Based on results from nine pertinent studies, the team found a small but significant link between occupational noise exposure and hypertension. Exposure to air traffic noise in community settings also showed a small but significant link with hypertension, but only one study covered that scenario. A few other studies in community settings showed statistically insignificant links between road traffic noise exposure and myocardial infarction and ischemic heart disease, and between air traffic noise exposure and angina pectoris, the use of cardiovascular drugs, and consultation with a doctor.

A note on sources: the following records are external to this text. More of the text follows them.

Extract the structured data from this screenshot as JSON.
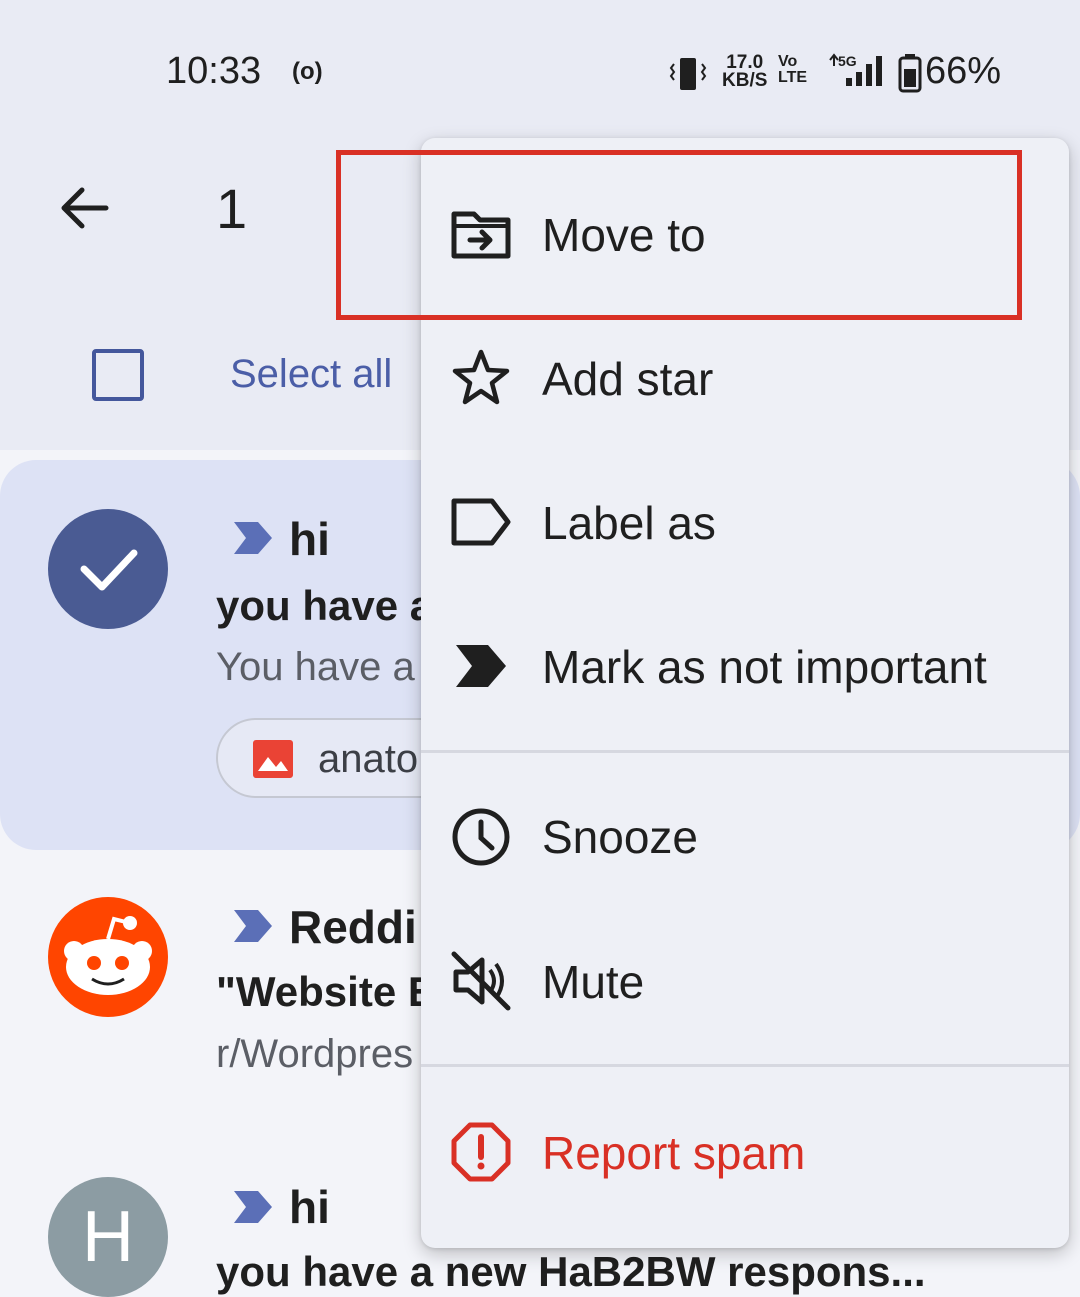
{
  "status_bar": {
    "time": "10:33",
    "hotspot": "(o)",
    "net_speed_value": "17.0",
    "net_speed_unit": "KB/S",
    "volte_top": "Vo",
    "volte_bottom": "LTE",
    "network": "5G",
    "battery": "66%"
  },
  "toolbar": {
    "selected_count": "1",
    "select_all": "Select all"
  },
  "emails": [
    {
      "sender": "hi",
      "subject": "you have a",
      "snippet": "You have a",
      "attachment": "anato",
      "selected": true
    },
    {
      "sender": "Reddi",
      "subject": "\"Website E",
      "snippet": "r/Wordpres"
    },
    {
      "avatar_letter": "H",
      "sender": "hi",
      "subject": "you have a new HaB2BW respons..."
    }
  ],
  "menu": {
    "items": [
      {
        "label": "Move to",
        "icon": "move-to-folder-icon"
      },
      {
        "label": "Add star",
        "icon": "star-outline-icon"
      },
      {
        "label": "Label as",
        "icon": "label-outline-icon"
      },
      {
        "label": "Mark as not important",
        "icon": "important-marker-icon"
      },
      {
        "label": "Snooze",
        "icon": "clock-icon"
      },
      {
        "label": "Mute",
        "icon": "mute-icon"
      },
      {
        "label": "Report spam",
        "icon": "report-spam-icon"
      }
    ]
  },
  "colors": {
    "accent": "#4b5ea7",
    "spam_red": "#d93025",
    "highlight_red": "#d93025",
    "reddit_orange": "#ff4500"
  }
}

To gain a better understanding of potential health effects from exposure to higher noise levels, which tens of millions of people routinely encounter, van Kempen and her colleagues recommend that researchers undertake additional studies that address the many shortcomings identified in existing studies. For instance, most studies did not investigate confounding factors such as an individual's weight or smoking and alcohol consumption habits. Nor did researchers look at other pollutants associated with particular occupational and community settings. Noise levels often were simply estimated or, if measured, did not necessarily reflect the exposure of a particular individual, but rather that of the immediate area around the noise detector. Blood pressure measurements often were based on just one reading. Long-term health effects were poorly evaluated. And studies that were conducted but not published, which the team concludes has been a likely occurrence, skew the data base by reducing its size and altering the weight given to certain findings. For instance, the team concludes that studies that found a relatively small effect from noise exposure have been published less often than might be expected.